We’ve started running our first implementation of the archive
feature on source data and wanted to share our experience and get some feedback/reactions.
Situation:
- We have source data across a few different tables where new rows may be added and existing rows may have values updated, including changing the associations between tables (i.e. Table1.ForeignKey1=‘A’ today, but then Table1.ForeignKey1=‘B’ tomorrow
- There is no
updated_timestamp
field in the source data that indicates when any record got updated, so that needs to be inferred based on the data being different between different reads/snapshots - Luckily, data does not get deleted so we don’t have to deal with that here
Why use DBT Archive at all?
In general, I believe that changes to this data should be stored on a change-by-change basis upstream in the software where data is generated, rather than captured downstream in our batch-replicated analytics database. For the time being, using archive
, all we’re trying to do is maintain a paper trail of historic states (albeit somewhat incomplete), so we can have conversations internally about what has changed and be confident in the past state of the table. We may or may not build more complex models on top of these archived tables in the future. We will also consider extending the naming convention, scheduling, etc. approaches to other tables if this proves successful and useful.
Deciding what to archive
All else equal, archiving raw/source data is preferable vs. “modeled data”.
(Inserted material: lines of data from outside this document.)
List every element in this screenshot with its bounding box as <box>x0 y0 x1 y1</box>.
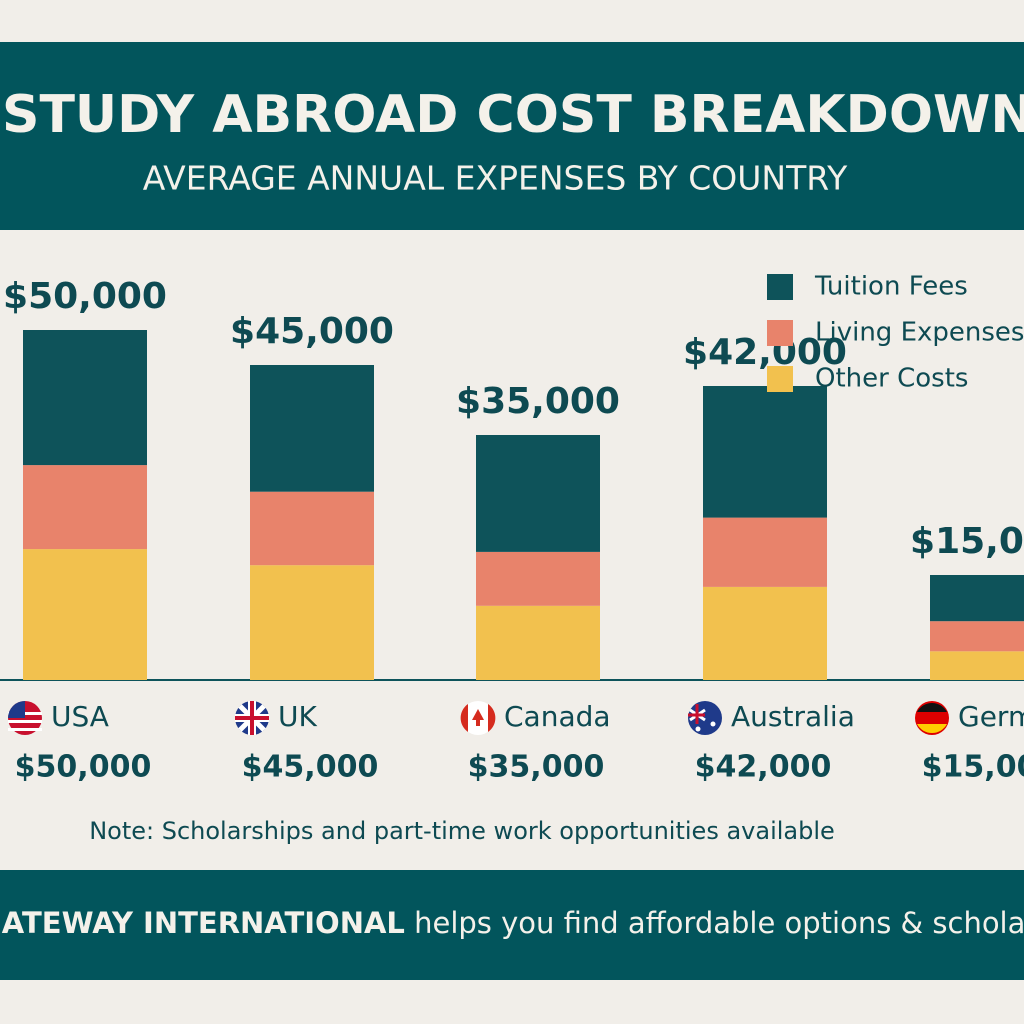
bar-segment <box>930 621 1024 652</box>
country-total: $45,000 <box>242 750 379 785</box>
country-labels: USA $50,000 UK $45,000 Canada $35,000 Australi… <box>8 700 1024 785</box>
country-name: Canada <box>504 700 611 733</box>
bar-segment <box>476 435 600 552</box>
country-total: $50,000 <box>15 750 152 785</box>
bar-segment <box>250 365 374 492</box>
country-total: $42,000 <box>695 750 832 785</box>
flag-stripe <box>8 728 42 731</box>
country-label: Germany $15,000 <box>915 700 1024 785</box>
note: Note: Scholarships and part-time work op… <box>89 817 835 845</box>
flag-bands <box>460 704 496 732</box>
bar-segment <box>476 605 600 680</box>
country-name: UK <box>278 700 317 733</box>
bar-segment <box>476 551 600 606</box>
bar-segment <box>703 517 827 587</box>
bar-segment <box>250 565 374 680</box>
header-banner <box>0 42 1024 230</box>
bar-segment <box>23 330 147 466</box>
total-label: $35,000 <box>456 381 620 422</box>
total-label: $15,000 <box>910 521 1024 562</box>
flag-band <box>917 703 947 712</box>
country-label: USA $50,000 <box>8 700 151 785</box>
country-label: UK $45,000 <box>235 700 378 785</box>
flag-star <box>710 721 716 727</box>
bar-segment <box>703 586 827 680</box>
country-name: Germany <box>958 700 1024 733</box>
country-label: Canada $35,000 <box>460 700 611 785</box>
bar-segment <box>23 549 147 680</box>
legend-swatch <box>767 366 793 392</box>
bar-segment <box>23 465 147 550</box>
total-label: $45,000 <box>230 311 394 352</box>
country-name: Australia <box>731 700 855 733</box>
total-label: $42,000 <box>683 332 847 373</box>
bar-segment <box>930 651 1024 680</box>
flag-stripe <box>8 720 42 723</box>
legend: Tuition Fees Living Expenses Other Costs <box>767 272 1024 394</box>
flag-union <box>688 704 705 724</box>
footer-banner <box>0 870 1024 980</box>
chart-subtitle: AVERAGE ANNUAL EXPENSES BY COUNTRY <box>143 159 848 198</box>
country-name: USA <box>51 700 109 733</box>
footer-text: GATEWAY INTERNATIONAL helps you find aff… <box>0 906 1024 940</box>
bars: $50,000 $45,000 $35,000 $42,000 $15,000 <box>3 276 1024 680</box>
legend-label: Tuition Fees <box>814 272 968 302</box>
flag-band <box>917 724 947 733</box>
country-total: $35,000 <box>468 750 605 785</box>
footer-message: helps you find affordable options & scho… <box>405 906 1024 940</box>
chart-title: STUDY ABROAD COST BREAKDOWN 20 <box>2 85 1024 145</box>
legend-swatch <box>767 320 793 346</box>
country-total: $15,000 <box>922 750 1024 785</box>
flag-canton <box>8 701 25 718</box>
country-label: Australia $42,000 <box>688 700 855 785</box>
bar-segment <box>930 575 1024 622</box>
legend-label: Other Costs <box>815 364 968 394</box>
flag-star <box>695 726 701 732</box>
total-label: $50,000 <box>3 276 167 317</box>
bar-segment <box>703 386 827 518</box>
flag-cross <box>235 701 269 735</box>
bar-segment <box>250 491 374 566</box>
footer-brand: GATEWAY INTERNATIONAL <box>0 906 405 940</box>
flag-leaf <box>472 709 484 726</box>
legend-label: Living Expenses <box>815 318 1024 348</box>
legend-swatch <box>767 274 793 300</box>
In this case, we decided to archive our “modeled data” (a DBT view) instead of modeling the raw source data for a few reasons:
- Our modeling performs some joins and simple renames in order to standardize datasets from different vendors, but there is no filtering or aggregation being performed, and the “modeled” data contains all the relevant fields that we are trying to capture changes
- Source data is replicated onto Redshift hourly, DBT models are rebuilt on the same schedule, so there would be no advantage to archiving the source data in terms of frequency/granularity of changes captured
- Source data is highly normalized, so it would require setting up ~5 different archived tables across ~10 different schemas, resulting in 50 archived tables that we would have to stitch back together, instead we’re able to archive a single DBT view which has joins and unions already performed
Faking an update date
In addition to a unique key, the archive
configuration requires an updated_at
argument, which our data does not contain. To get around this, in order to force data to be recorded every time archive is called, we created a new DBT model, materialized as a view. For the existing DBT model global_detailed_data
, we created a new model scd_view_global_detailed_data
defined as:
select *, current_timestamp as update_date from global_detailed_data
And we then configured archival in dbt_project.yml as:
source_table: scd_view_global_detailed_data
target_table: scd_archived_global_detailed_data
updated_at: "update_date"
unique_key: "unique_key"
We use Sinter for scheduling, so we have dbt archive
scheduled to run once daily, overnight.
Determining the changed rows from recorded data
Scheduling this archival function as-is populates a table every day with every record, whether or not there has been a change. The archived data contains new columns, valid_from
and valid_to
that indicate the time periods between which those records are relevant (the record with valid_to
null is the most recent).
We now need logic to filter that table down by comparing rows, and identifying instances where subsequent values don’t completely match. Here is a statement that I constructed for that purpose, leveraging the “except” syntax:
-- This returns every row where there isn't a next row with all the same results.
-- So if A changes to B, this returns A
with changes as (
select
unique_key, fieldlist, valid_to
from dbt_prod.scd_archived_global_detailed_data
where valid_to is not null
except (
select
unique_key, fieldlist, valid_from
from dbt_prod.scd_archived_global_detailed_data )
)
-- In the example above, since only row A is returned, this fetches B and unions the datasets
-- So we have every combination of rows that changed, with their before and after.
-- Uses union vs. union all because changes may be back-to-back, we don't want duplicates
, unioned_changes as
( select
nextRecord.unique_key, nextRecord.fieldlist, copy.valid_from, nextRecord.valid_to
from changes
inner join dbt_prod.scd_archived_global_detailed_data nextRecord on nextRecord.unique_key=changes.unique_key and nextRecord.valid_from=changes.valid_to
inner join dbt_prod.scd_archived_global_detailed_data copy on nextRecord.unique_key=copy.unique_key and nvl(nextRecord.valid_to,getdate())=nvl(copy.valid_to,getdate())
union
select
changes.unique_key, changes.fieldlist, copy.valid_from ,changes.valid_to
from changes
inner join dbt_prod.scd_archived_global_detailed_data copy on changes.unique_key=copy.unique_key and nvl(changes.valid_to,getdate())=nvl(copy.valid_to,getdate())
)
-- select and sort
select *
from unioned_changes
order by mtv_city, id, valid_to
Next Steps
So far, as we just explore this archived data, we have not added the above query to our DBT model, we’re just running it interactively.
The order of magnitude of this dataset we’re archiving is in the thousands, so we’re still not dealing with a massive dataset even if we let snapshots run for a year (that will yield ~ a million rows). Eventually, if this sticks around, we will consider scheduling a task to prune the records which are completely redundant (I have to think about the implications, that would break the logic we wrote above).